Reventlow was survived by six of his ten children. His son Christian Ditlev Reventlow (1735–1759) inherited his estates, He married to Ida Lucie Scheel von Plessen (1740–1792) but died without issue just 24 years old.

Reventlow's eldest daughter Dorothea Frederikke Benedicte Reventlow (1734–1776) married to Gustav Frederik von Ysenburg-Büdingen-Büdingen (Ysenburg) (1715–1768). The second-eldest daughter Conradine Augusta Reventlow (1736–1809), married to Conrad Detlev Knut-Conradsborg (1730–1805). The third daughter Christiane Caroline von Reventlow (1739–1762) married to Christian Frederik von Holstein-Ledreborg (1735–1799). The fourth daughter Sophie Magdalene Reventlow (1741–1811) married to Nicolaus Maximilian von Gersdorff (1725–1802).

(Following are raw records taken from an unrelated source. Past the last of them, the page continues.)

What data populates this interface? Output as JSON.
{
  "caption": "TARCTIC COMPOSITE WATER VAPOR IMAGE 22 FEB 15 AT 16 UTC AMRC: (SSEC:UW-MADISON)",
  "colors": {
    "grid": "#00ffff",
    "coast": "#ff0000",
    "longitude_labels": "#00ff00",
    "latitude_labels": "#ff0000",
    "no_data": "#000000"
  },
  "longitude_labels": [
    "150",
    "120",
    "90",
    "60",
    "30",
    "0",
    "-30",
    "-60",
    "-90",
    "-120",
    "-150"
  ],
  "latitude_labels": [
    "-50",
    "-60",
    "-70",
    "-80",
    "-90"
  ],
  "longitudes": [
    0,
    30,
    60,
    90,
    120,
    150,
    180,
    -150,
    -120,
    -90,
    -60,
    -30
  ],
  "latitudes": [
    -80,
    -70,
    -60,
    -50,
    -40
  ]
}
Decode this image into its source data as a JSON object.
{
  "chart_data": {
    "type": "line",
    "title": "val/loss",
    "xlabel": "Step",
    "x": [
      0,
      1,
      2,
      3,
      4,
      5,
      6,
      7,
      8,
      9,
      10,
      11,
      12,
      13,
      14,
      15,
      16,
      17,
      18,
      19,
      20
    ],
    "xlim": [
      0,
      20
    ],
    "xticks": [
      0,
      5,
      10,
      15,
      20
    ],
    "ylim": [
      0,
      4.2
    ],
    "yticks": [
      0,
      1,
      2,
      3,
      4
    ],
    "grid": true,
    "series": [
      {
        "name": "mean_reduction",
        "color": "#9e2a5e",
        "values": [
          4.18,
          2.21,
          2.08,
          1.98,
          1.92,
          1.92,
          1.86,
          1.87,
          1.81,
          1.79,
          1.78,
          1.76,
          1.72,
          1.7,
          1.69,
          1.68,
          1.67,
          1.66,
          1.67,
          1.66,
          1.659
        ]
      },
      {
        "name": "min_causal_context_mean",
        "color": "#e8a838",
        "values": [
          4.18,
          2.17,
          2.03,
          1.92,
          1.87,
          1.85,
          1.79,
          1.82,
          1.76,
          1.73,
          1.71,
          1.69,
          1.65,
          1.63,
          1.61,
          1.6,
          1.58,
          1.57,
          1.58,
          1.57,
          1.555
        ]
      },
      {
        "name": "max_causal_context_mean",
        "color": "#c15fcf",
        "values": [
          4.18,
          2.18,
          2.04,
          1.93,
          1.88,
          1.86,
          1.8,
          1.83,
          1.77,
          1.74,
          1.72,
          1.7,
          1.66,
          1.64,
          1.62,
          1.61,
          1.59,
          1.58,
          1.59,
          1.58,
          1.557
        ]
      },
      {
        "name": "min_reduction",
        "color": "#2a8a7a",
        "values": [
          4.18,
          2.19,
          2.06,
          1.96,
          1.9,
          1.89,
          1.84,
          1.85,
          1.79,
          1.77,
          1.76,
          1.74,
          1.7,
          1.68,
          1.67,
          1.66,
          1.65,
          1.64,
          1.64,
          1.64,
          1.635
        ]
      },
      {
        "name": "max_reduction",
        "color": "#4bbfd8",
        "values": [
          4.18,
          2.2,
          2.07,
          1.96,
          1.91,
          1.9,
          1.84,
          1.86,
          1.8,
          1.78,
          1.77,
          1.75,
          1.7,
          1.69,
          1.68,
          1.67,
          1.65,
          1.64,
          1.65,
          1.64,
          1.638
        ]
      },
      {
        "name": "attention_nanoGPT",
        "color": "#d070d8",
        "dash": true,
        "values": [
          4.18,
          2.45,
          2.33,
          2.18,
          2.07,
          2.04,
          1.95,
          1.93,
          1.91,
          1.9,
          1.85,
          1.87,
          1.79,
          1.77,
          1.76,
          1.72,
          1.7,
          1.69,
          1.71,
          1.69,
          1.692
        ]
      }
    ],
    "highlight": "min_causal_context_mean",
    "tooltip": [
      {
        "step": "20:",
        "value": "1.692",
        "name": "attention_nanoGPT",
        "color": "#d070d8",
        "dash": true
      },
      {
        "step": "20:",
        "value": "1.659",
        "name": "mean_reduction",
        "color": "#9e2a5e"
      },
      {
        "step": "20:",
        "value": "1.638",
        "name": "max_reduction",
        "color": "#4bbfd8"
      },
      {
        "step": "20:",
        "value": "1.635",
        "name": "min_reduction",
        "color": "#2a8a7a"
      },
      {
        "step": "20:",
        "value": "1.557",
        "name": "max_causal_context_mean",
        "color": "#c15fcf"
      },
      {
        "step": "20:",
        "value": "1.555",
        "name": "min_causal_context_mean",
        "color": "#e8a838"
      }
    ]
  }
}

The fifth and youngest daughter Frederikke Reventlow (1737–1820), married to Detlef Christian Reventlow (1724–1808) was married to Detlef Christian Rumohr (1724–1808).

==Awards==
In 1730, Reventlow was created a Knight of the Order of the Dannebrog. In 1750, he was awarded the Ordre de l'Union Parfaite.